Abandoned Wal-Mart store in Oskaloosa, Iowa courtesy of flickr
Wal-Mart is abandoning the U.S., more like it.Last night, PBS re-ran Frontline's November 2004 report "Is Wal-Mart Good for America?", a program worth revisiting. It shows how Wal-Mart's business practices are tied to globalization and international trade, and how it has sold out the American Dream for corporate profit.
Also covered in the program is Wal-Mart's forcing of the hand of a new corporate ethic: instead of the high value, high innovation differentiator -- which had been the reputation of the United States for a long time (speaking from my immigrant background) -- Wal-Mart's playing the lowest price, lowest cost differentiator. Also, Wal-Mart's influence on national economic development in China is phenomenal, but not at a net benefit to the US. Just goes to show that those who dismiss the link between city planning and internationalism are missing some key indicators.
The Frontline report was a good follow-up to the viewing of The High Cost of Low Price over the holidays.
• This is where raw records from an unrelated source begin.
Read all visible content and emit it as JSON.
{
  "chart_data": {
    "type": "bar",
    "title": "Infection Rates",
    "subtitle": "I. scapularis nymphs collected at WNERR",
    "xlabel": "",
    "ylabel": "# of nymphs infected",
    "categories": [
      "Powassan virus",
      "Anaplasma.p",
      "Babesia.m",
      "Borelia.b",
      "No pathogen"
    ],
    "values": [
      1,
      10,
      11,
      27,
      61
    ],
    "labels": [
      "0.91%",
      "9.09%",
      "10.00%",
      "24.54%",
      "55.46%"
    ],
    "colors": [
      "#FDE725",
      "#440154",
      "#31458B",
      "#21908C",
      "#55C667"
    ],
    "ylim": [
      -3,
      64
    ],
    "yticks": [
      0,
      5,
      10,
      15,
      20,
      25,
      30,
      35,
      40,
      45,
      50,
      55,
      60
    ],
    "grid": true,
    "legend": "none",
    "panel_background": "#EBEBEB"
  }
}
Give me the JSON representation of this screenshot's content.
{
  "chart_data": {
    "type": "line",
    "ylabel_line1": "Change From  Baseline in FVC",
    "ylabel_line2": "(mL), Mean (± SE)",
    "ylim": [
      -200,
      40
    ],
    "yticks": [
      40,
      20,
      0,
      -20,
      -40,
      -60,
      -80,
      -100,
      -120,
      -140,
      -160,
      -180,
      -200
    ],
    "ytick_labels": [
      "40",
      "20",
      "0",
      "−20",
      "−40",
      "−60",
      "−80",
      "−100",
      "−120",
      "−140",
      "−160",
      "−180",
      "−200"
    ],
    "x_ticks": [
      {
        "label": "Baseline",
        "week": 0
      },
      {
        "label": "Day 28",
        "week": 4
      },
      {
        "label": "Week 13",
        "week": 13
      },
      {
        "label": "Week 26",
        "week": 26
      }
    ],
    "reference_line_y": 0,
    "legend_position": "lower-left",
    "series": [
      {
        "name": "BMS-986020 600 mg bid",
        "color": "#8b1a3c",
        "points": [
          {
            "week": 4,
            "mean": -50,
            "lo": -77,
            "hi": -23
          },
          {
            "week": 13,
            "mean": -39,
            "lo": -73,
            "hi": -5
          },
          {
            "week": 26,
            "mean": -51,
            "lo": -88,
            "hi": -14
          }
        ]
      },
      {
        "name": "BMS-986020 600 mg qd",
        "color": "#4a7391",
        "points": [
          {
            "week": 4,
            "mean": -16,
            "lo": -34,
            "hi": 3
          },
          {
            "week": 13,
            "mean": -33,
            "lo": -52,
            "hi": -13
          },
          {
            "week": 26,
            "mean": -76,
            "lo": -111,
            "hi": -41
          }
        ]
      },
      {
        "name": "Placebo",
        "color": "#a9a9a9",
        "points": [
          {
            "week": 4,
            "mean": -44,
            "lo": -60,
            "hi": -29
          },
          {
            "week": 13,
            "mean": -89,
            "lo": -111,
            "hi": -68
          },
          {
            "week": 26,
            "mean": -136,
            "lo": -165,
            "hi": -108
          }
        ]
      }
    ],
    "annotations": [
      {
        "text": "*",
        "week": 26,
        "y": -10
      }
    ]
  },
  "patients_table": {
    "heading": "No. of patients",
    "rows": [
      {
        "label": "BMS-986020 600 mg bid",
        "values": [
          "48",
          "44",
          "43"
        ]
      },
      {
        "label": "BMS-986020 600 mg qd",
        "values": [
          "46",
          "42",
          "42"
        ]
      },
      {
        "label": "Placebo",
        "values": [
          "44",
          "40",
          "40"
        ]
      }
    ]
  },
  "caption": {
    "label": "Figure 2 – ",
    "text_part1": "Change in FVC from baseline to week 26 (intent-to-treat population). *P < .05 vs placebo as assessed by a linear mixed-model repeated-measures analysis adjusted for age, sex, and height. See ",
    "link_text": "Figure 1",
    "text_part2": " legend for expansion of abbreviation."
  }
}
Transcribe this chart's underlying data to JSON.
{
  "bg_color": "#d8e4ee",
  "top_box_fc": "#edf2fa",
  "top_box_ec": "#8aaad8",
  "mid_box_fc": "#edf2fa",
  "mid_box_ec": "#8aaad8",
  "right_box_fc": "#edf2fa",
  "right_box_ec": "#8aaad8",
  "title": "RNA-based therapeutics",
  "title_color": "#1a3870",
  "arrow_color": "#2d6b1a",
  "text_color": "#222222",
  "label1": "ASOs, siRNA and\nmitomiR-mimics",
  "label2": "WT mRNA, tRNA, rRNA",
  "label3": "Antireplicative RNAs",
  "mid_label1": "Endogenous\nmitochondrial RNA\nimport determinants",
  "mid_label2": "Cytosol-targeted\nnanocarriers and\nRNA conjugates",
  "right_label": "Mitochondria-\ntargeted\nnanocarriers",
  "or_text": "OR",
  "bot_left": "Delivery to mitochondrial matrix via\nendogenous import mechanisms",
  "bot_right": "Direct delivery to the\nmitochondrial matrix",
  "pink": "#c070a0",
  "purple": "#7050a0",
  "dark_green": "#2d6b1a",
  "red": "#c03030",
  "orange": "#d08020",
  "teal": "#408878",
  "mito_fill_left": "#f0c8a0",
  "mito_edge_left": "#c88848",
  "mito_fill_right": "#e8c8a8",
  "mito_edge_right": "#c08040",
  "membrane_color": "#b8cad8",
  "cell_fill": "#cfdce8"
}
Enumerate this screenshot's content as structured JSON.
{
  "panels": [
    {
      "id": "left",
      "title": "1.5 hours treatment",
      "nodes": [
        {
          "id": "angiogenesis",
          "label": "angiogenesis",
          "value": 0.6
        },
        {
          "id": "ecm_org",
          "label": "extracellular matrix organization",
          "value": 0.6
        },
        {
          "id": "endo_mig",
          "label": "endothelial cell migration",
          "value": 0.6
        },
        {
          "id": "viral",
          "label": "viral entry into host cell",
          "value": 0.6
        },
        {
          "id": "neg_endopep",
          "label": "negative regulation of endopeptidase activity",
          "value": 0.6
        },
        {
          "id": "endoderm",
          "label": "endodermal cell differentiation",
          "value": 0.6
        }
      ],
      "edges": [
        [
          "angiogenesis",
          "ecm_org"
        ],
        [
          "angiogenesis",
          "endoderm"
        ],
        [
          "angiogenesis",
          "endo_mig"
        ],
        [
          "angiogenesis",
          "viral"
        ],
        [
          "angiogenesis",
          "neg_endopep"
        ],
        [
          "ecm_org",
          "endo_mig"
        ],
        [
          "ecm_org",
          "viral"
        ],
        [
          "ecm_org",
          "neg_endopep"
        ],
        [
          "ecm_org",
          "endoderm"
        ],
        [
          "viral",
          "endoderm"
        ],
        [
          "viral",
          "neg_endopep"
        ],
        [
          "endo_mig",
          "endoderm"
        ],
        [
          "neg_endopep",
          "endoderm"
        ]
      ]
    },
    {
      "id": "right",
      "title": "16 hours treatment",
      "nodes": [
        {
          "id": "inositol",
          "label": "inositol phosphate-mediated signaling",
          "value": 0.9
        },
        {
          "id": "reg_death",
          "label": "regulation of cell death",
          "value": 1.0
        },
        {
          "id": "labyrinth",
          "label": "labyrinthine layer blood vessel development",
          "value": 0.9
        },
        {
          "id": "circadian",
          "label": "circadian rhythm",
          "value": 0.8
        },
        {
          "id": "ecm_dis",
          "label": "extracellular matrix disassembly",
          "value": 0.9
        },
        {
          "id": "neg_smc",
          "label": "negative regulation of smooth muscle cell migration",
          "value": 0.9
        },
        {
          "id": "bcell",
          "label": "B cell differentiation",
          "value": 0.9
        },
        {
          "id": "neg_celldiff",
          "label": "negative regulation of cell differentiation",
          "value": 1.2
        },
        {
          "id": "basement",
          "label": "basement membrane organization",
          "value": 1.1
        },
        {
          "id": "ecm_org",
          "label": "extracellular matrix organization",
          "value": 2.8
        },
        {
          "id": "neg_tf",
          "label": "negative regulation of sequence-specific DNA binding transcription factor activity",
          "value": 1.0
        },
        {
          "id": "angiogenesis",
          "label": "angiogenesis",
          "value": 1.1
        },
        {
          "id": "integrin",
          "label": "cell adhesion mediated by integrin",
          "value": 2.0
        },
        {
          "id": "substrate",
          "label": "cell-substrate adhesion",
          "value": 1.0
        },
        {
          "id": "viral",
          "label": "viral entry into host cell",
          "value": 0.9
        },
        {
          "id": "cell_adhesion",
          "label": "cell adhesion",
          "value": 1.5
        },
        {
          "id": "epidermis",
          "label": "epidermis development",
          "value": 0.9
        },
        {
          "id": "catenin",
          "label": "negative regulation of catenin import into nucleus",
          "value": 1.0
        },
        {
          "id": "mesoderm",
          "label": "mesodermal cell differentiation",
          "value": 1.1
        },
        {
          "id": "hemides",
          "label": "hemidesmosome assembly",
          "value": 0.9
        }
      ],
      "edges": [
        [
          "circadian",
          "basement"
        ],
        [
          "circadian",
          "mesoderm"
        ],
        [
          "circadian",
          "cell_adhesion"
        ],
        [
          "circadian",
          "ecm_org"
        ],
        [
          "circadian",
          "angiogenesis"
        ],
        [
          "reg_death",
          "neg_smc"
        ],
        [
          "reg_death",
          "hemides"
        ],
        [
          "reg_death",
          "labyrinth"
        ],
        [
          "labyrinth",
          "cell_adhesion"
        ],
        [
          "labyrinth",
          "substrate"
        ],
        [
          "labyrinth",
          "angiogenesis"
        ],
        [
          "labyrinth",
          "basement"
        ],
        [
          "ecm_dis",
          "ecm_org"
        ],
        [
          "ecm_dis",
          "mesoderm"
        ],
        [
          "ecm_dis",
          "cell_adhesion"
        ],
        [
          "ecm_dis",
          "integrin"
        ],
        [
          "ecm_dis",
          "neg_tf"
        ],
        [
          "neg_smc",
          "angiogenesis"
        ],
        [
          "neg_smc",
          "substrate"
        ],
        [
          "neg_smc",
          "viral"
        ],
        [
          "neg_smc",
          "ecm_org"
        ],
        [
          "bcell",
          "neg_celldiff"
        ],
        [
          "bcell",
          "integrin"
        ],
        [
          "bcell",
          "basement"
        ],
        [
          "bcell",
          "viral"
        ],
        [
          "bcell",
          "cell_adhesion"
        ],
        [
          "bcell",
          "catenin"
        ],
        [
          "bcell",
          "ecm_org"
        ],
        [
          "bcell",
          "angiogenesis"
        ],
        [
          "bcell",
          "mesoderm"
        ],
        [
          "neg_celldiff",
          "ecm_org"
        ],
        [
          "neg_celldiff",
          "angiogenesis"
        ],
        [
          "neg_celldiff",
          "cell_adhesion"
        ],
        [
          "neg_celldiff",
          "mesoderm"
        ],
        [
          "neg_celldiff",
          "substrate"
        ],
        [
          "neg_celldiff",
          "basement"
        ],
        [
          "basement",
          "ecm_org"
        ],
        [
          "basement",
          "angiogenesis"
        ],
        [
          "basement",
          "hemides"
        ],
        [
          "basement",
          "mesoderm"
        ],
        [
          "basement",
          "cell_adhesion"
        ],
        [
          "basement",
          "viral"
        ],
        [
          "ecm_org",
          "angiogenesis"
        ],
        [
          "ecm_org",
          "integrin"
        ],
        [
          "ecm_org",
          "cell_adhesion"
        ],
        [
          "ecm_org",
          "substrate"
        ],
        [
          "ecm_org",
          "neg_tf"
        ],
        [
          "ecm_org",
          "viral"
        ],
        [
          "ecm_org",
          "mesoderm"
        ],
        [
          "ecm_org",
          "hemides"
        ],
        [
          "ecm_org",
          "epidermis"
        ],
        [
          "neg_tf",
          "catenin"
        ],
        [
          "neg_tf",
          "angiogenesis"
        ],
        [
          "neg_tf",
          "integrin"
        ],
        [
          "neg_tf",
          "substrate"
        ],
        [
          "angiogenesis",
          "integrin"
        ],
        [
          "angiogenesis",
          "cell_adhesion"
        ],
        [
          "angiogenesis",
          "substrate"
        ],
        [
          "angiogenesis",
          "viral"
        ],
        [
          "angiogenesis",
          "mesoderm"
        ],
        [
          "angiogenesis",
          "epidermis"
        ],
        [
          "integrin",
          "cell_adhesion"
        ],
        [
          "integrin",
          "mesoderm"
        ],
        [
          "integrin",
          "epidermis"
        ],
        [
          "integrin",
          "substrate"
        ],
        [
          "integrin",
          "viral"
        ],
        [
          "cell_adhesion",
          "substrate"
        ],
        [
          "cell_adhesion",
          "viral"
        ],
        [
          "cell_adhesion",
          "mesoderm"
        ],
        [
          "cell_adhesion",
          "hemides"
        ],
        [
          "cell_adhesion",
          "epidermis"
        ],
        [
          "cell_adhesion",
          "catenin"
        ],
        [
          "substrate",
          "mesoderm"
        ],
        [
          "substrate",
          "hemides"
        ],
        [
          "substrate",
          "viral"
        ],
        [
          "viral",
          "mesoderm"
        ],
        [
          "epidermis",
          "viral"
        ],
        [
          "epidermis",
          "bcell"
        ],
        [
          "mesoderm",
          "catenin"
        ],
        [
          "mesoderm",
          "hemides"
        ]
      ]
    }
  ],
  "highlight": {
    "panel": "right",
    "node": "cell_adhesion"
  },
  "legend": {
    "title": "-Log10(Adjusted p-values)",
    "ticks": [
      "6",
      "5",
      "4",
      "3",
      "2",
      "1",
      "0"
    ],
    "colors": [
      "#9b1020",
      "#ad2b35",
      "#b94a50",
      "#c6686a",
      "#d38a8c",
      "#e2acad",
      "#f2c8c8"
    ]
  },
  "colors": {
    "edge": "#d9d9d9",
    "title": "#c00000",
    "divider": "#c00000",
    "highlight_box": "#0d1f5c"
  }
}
Despite the poor execution (I wish I didn't have to say so, though many thanks to the volunteer film crews, check out the story behind the movie to see what I mean), the film had enough facts and data to make me believe even more strongly that Wal-Mart is systematically destroying the social, economic and built environment that has made this country. The anecdote that stayed with me is told by one city manager. Essentially, Wal-Mart has enough start-up capital that it never has to respect the term limits of its tax abatements: all it needs to do once it has reached its term limit is to shut down the old store and build a new one just beyond the taxable border. Just beyond is fine...Wal-Mart'll seal a deal with the neighboring town to suck it dry and not pay taxes.
Those poor city managers. The city manager said he had no choice: either he accepts Wal-Mart's terms, or Wal-Mart will go and build its store just outside the town border and suck the town dry anyway, without any of the meager residual benefit it gives within town limits. There's the datapoint floating around that there are around 300 abandoned Wal-Mart stores in the US.